= Richard Price (barrister) =

British barrister

Richard Price (1790–1833) was a British barrister, known as philologist, antiquarian, and literary editor.

==Life==
He was the eldest son of Richard Price, a merchant. Entering the Middle Temple on 29 May 1823, was called to the bar in 1830, and practised on the western circuit.

Price was a sub-commissioner of the Public Record Commission, and helped Benjamin Thorpe with his Ancient Laws and Institutes of England (1840). As a scholar of northern European literature, he had a reputation with Jacob Grimm, Grímur Jónsson Thorkelin and Edgar Taylor.

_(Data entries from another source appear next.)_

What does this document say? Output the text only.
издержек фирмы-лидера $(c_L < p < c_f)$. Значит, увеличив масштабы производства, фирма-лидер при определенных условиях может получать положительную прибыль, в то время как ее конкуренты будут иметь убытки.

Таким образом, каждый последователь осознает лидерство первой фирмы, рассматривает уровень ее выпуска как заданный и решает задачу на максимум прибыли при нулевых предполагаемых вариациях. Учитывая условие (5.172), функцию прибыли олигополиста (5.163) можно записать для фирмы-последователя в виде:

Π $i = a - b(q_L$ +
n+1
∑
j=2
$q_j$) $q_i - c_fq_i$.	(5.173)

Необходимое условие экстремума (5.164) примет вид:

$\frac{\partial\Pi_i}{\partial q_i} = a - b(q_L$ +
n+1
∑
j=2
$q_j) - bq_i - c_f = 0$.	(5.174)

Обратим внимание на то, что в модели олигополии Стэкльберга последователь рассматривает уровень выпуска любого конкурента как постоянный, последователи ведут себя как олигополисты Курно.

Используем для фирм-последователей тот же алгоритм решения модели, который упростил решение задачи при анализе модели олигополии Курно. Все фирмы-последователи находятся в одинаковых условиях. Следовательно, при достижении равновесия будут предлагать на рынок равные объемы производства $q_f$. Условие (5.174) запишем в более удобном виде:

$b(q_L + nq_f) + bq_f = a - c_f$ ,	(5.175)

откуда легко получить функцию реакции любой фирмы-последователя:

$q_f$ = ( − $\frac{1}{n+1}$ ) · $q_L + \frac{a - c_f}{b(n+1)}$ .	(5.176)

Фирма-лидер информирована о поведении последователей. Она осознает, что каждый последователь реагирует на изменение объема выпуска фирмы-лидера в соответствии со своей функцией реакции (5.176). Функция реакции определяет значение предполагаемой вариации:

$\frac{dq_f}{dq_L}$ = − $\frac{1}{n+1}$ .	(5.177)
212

He died of dropsy on 23 May 1833, at Branch Hill, Hampstead.

==Works==
In 1824 Price published an edition of Thomas Warton's The History of English Poetry. The long preface was reprinted in the editions of Richard Taylor (1840) and William Carew Hazlitt (1871). Price incorporated notes of George Ashby, Francis Douce, Thomas Park and Joseph Ritson, also adding some of his own. The edition was flawed with mistakes, as Warton's had been.

In 1830 Price revised and brought up to date, in four volumes, Edward Christian's edition of Blackstone's Commentaries of 1809. He also assisted Henry Petrie in his edition of the Saxon Chronicle to 1066, in vol. i. of Monumenta Historica Britannica.